Iraqi voters are preparing to cast ballots in national parliamentary elections this Sunday (7 March). 

The election will be the second legislative vote since the United States-led overthrow of Iraqi dictator Saddam Hussein in 2003, and a key test of Iraq's security following years of war and sectarian fighting.

"Security is the number one concern," said Nir Rosen, fellow at New York University Center on Law and Security, who has just returned from Iraq on a trip for Refugees International.  

"They've emerged from the trauma of the civil war, which began to decline in 2007-2008, and that trauma still lingers very much, although people talk about the civil war sometimes as if it was a distant era," Rosen said.

"They describe it as 'events,' 'I lost my home in the events,' or 'my father was killed in the sectarianism,' as if that's all over," Rosen explained.

Iraqi authorities have warned of a possible rise in violence from insurgents attempting to disrupt the vote.  On Thursday, insurgent attacks claimed the lives of at least 15 people in Baghdad. The previous day, at least 31 people were killed in three suicide bombings in the northern city of Baquba.

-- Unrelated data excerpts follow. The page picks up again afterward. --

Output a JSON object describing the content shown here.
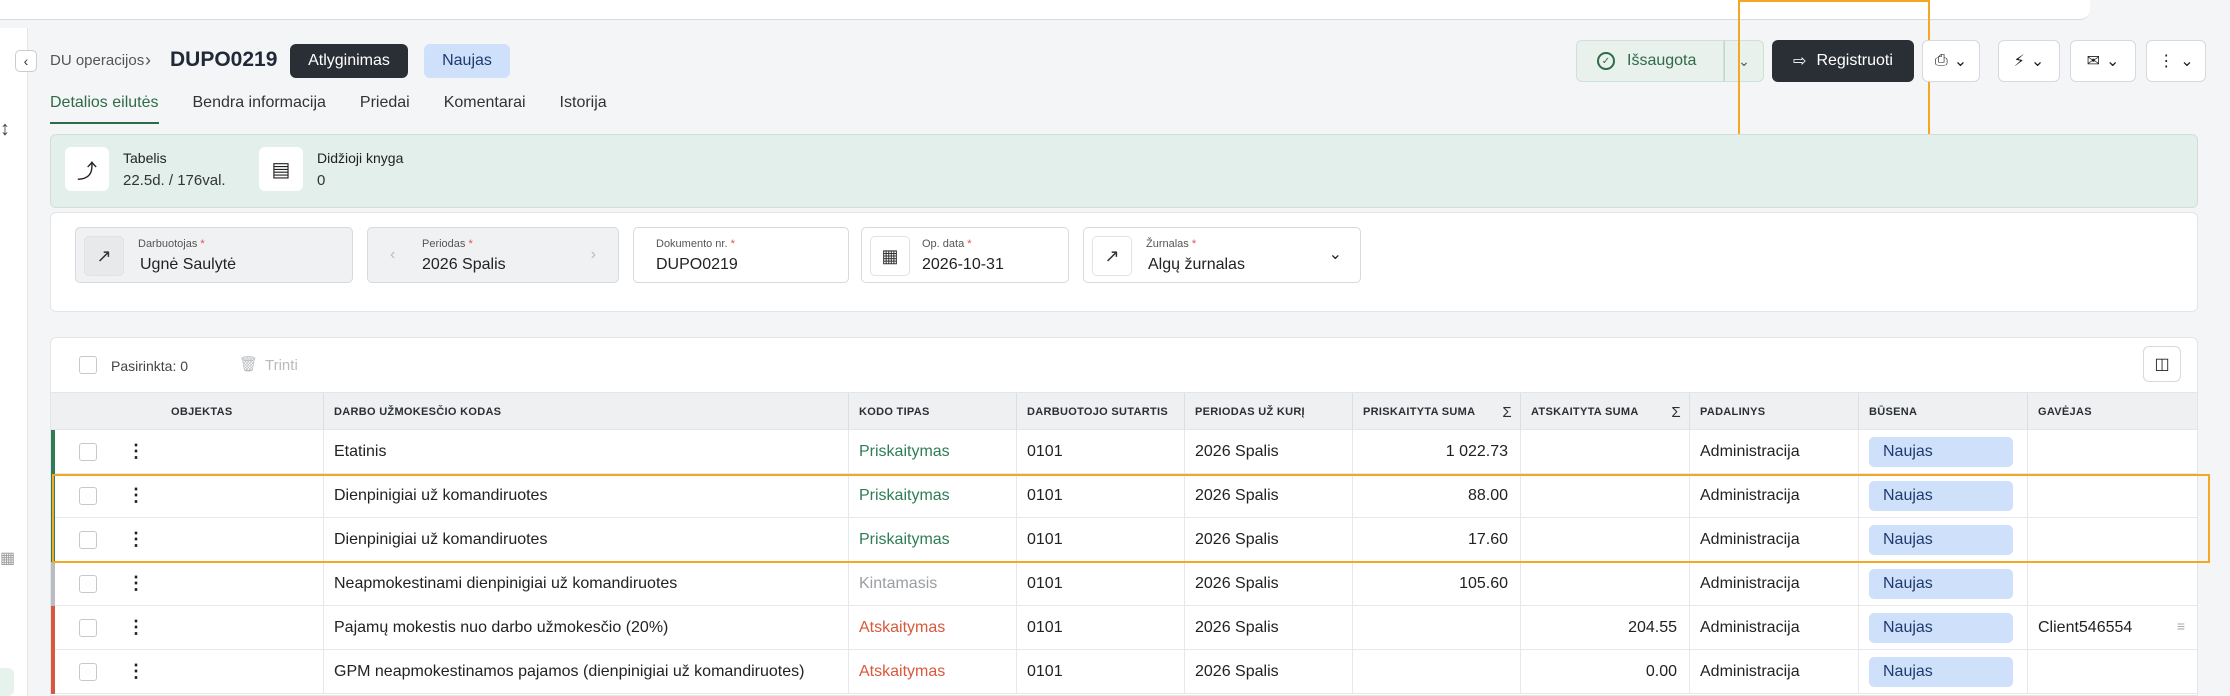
{
  "breadcrumb": {
    "parent": "DU operacijos",
    "current": "DUPO0219"
  },
  "header": {
    "type_badge": "Atlyginimas",
    "status_badge": "Naujas",
    "saved_label": "Išsaugota",
    "register_label": "Registruoti"
  },
  "tabs": [
    "Detalios eilutės",
    "Bendra informacija",
    "Priedai",
    "Komentarai",
    "Istorija"
  ],
  "active_tab": "Detalios eilutės",
  "summary": {
    "timesheet": {
      "label": "Tabelis",
      "value": "22.5d. / 176val."
    },
    "ledger": {
      "label": "Didžioji knyga",
      "value": "0"
    }
  },
  "fields": {
    "employee": {
      "label": "Darbuotojas",
      "value": "Ugnė Saulytė"
    },
    "period": {
      "label": "Periodas",
      "value": "2026 Spalis"
    },
    "doc_no": {
      "label": "Dokumento nr.",
      "value": "DUPO0219"
    },
    "op_date": {
      "label": "Op. data",
      "value": "2026-10-31"
    },
    "journal": {
      "label": "Žurnalas",
      "value": "Algų žurnalas"
    },
    "required_mark": "*"
  },
  "table": {
    "selected_label": "Pasirinkta: 0",
    "delete_label": "Trinti",
    "columns": [
      "OBJEKTAS",
      "DARBO UŽMOKESČIO KODAS",
      "KODO TIPAS",
      "DARBUOTOJO SUTARTIS",
      "PERIODAS UŽ KURĮ",
      "PRISKAITYTA SUMA",
      "ATSKAITYTA SUMA",
      "PADALINYS",
      "BŪSENA",
      "GAVĖJAS"
    ],
    "sum_symbol": "Σ",
    "rows": [
      {
        "code": "Etatinis",
        "type": "Priskaitymas",
        "contract": "0101",
        "period": "2026 Spalis",
        "accrued": "1 022.73",
        "deducted": "",
        "unit": "Administracija",
        "status": "Naujas",
        "recipient": ""
      },
      {
        "code": "Dienpinigiai už komandiruotes",
        "type": "Priskaitymas",
        "contract": "0101",
        "period": "2026 Spalis",
        "accrued": "88.00",
        "deducted": "",
        "unit": "Administracija",
        "status": "Naujas",
        "recipient": ""
      },
      {
        "code": "Dienpinigiai už komandiruotes",
        "type": "Priskaitymas",
        "contract": "0101",
        "period": "2026 Spalis",
        "accrued": "17.60",
        "deducted": "",
        "unit": "Administracija",
        "status": "Naujas",
        "recipient": ""
      },
      {
        "code": "Neapmokestinami dienpinigiai už komandiruotes",
        "type": "Kintamasis",
        "contract": "0101",
        "period": "2026 Spalis",
        "accrued": "105.60",
        "deducted": "",
        "unit": "Administracija",
        "status": "Naujas",
        "recipient": ""
      },
      {
        "code": "Pajamų mokestis nuo darbo užmokesčio (20%)",
        "type": "Atskaitymas",
        "contract": "0101",
        "period": "2026 Spalis",
        "accrued": "",
        "deducted": "204.55",
        "unit": "Administracija",
        "status": "Naujas",
        "recipient": "Client546554"
      },
      {
        "code": "GPM neapmokestinamos pajamos (dienpinigiai už komandiruotes)",
        "type": "Atskaitymas",
        "contract": "0101",
        "period": "2026 Spalis",
        "accrued": "",
        "deducted": "0.00",
        "unit": "Administracija",
        "status": "Naujas",
        "recipient": ""
      }
    ]
  },
  "colors": {
    "accent_green": "#2f6b48",
    "type_accrual": "#2f7d55",
    "type_variable": "#9a9ea3",
    "type_deduction": "#d9583b",
    "status_blue": "#cfe0fb",
    "highlight_orange": "#f5a623"
  }
}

SECURITY AND THE U.S. PULLOUT

The elections occur as U.S. troops continue their preparations for withdrawal from Iraq. All American combat forces are scheduled to leave by August, and support troops and training staff will depart by 2011.

"The stability in Iraq is still underwritten by the U.S. presence there," said Pete Hegseth, executive director of the organization Vets for Freedom, who served in the U.S. Army in Iraq from 2005-2006. "U.S. troops, while drawing down, are still highly involved in partnering with their Iraqi counterparts in securing polling stations and making sure that the environment is not a violent one for the elections."

The decline in violence following the U.S. troop surge in 2007 helped to ease Iraq's ethnic tensions, according to Hegseth. But he remains critical of the established timeline that calls for a complete withdrawal of American troops by 2011.

"My reaction is that timelines are, in general, not a good thing," said Hegseth. "Telling your enemy when you're going to leave allows your enemy or enemies on the ground or within or outside of government the opportunity to set your watch to when you're leaving and adjust accordingly."

U.S. military officials this week stressed that only a dire situation in Iraq would compel the Pentagon to slow the withdrawal of American troops from the country.